Lucy soltou o ar, bufando. A verdade era fácil. E inócua.
– Fui para o meu quarto me deitar – explicou. – E ele estava lá me esperando.
– Ele sabia qual era o seu quarto?
Ela engoliu em seco.
– Pelo jeito, sabia.
Seu tio a encarou por um instante desconfortavelmente longo.
– As pessoas já começaram a notar a sua ausência – murmurou.
Lucy não disse nada.
– Mas não se pode evitar.
Ela piscou. Do que ele estava falando?
Ele balançou a cabeça.
– É a única maneira.
– Perdão...?
E então Lucy percebeu. Ele não estava falando com ela. Estava falando consigo mesmo.
– Tio Robert? – sussurrou.
Mas ele já estava cortando os cachecóis que a prendiam.
Cortando? Cortando? Por que ele tinha uma faca?
– Vamos – grunhiu o homem.
– Voltar para a festa?
Ele abriu um sorriso sombrio.
– Você bem que gostaria, não é?
O pânico começou a se instalar no peito dela.

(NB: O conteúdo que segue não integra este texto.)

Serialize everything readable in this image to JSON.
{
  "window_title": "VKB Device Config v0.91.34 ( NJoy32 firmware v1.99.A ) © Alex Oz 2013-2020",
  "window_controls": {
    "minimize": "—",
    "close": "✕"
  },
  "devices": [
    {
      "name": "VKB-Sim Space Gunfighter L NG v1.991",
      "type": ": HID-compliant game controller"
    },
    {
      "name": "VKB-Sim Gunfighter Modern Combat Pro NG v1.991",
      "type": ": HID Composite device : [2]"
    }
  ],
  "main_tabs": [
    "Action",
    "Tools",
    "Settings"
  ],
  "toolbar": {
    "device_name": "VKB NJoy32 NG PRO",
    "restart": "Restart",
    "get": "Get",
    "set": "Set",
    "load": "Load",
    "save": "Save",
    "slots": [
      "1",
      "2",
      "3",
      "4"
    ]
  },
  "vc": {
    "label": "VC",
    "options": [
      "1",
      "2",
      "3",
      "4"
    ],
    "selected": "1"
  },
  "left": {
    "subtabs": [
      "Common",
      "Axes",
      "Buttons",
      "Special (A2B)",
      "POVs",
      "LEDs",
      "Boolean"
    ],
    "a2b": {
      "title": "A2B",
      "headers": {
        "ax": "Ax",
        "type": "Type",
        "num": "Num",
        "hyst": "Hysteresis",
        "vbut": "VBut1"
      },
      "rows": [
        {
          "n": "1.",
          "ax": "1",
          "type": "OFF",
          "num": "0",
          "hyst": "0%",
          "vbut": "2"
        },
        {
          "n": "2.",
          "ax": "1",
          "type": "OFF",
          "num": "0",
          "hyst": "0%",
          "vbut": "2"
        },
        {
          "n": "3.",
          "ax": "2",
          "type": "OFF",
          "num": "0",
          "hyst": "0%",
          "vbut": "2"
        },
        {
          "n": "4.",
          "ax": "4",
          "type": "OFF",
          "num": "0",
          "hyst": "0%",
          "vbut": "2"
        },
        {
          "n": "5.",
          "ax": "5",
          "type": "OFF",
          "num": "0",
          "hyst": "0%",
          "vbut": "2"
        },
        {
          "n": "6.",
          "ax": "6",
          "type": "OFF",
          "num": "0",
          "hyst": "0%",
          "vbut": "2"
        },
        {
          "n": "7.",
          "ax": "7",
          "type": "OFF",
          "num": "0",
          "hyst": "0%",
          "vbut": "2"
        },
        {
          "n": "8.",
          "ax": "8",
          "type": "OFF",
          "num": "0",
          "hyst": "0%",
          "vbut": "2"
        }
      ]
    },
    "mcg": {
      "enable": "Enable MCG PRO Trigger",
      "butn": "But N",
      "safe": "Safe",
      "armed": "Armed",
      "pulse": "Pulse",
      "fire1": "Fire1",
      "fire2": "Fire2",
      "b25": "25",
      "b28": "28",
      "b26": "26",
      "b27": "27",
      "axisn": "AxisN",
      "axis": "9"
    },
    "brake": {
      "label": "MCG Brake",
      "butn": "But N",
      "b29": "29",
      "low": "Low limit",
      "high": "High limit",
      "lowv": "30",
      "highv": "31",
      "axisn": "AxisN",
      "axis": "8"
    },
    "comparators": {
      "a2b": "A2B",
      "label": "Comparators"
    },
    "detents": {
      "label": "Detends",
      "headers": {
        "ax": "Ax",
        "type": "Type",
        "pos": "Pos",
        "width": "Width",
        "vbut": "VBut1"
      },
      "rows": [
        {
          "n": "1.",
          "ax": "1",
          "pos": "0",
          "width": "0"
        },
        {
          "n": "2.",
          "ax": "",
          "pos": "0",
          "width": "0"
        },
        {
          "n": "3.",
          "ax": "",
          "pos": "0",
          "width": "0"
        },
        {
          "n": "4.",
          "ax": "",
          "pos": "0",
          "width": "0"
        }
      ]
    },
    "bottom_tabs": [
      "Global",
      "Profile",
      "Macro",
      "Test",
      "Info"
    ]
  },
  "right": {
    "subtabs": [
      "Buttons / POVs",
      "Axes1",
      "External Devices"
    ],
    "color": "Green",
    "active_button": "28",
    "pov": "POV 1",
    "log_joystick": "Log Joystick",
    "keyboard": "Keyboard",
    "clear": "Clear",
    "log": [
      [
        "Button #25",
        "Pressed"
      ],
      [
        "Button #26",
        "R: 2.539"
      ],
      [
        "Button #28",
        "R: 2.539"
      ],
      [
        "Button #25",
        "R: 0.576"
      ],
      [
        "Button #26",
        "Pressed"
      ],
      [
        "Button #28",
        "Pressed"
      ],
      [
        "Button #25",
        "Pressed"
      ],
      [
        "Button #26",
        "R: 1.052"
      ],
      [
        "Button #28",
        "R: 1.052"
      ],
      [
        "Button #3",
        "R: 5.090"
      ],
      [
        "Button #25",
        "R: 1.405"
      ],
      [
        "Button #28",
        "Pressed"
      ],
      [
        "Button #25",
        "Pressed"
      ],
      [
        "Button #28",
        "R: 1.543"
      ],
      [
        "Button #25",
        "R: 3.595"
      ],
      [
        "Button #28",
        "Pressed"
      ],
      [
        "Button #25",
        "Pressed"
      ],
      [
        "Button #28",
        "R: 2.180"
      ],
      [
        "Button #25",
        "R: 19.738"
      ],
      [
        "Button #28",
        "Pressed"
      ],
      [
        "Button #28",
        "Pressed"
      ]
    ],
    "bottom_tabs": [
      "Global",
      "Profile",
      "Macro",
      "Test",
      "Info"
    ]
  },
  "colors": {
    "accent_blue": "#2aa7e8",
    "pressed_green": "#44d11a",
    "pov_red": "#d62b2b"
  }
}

– Aonde pretende me levar?
Ele puxou Lucy para colocá-la de pé e passou um dos braços com força em volta dela.
– Para o seu marido.
Ela conseguiu torcer o corpo apenas o suficiente para encará-lo.– Meu mar... Lorde Haselby?
– Você tem outro marido?
– Mas ele não está na festa?
– Pare de fazer tantas perguntas.
Ela olhava freneticamente de um lado para outro.
– Mas aonde o senhor está me levando?
– Você não vai estragar isso – sibilou ele. – Está entendendo?
– Não – respondeu ela, suplicante.
Porque não entendia. Já não estava entendendo mais nada.
Ele a puxou com força contra si.
– Quero que você me ouça, porque só vou dizer isto uma vez.
Lucy assentiu. Não estava de frente para o tio, mas sabia que ele podia sentir a cabeça dela
se mexendo contra seu peito.
– Este casamento vai ser consumado – afirmou ele, a voz baixa e mortal. – E eu vou
garantir, pessoalmente, que isto aconteça esta noite.
– O quê?
– Não discuta comigo.
– Mas...
Ela fazia força com os pés no chão enquanto ele a arrastava até a porta.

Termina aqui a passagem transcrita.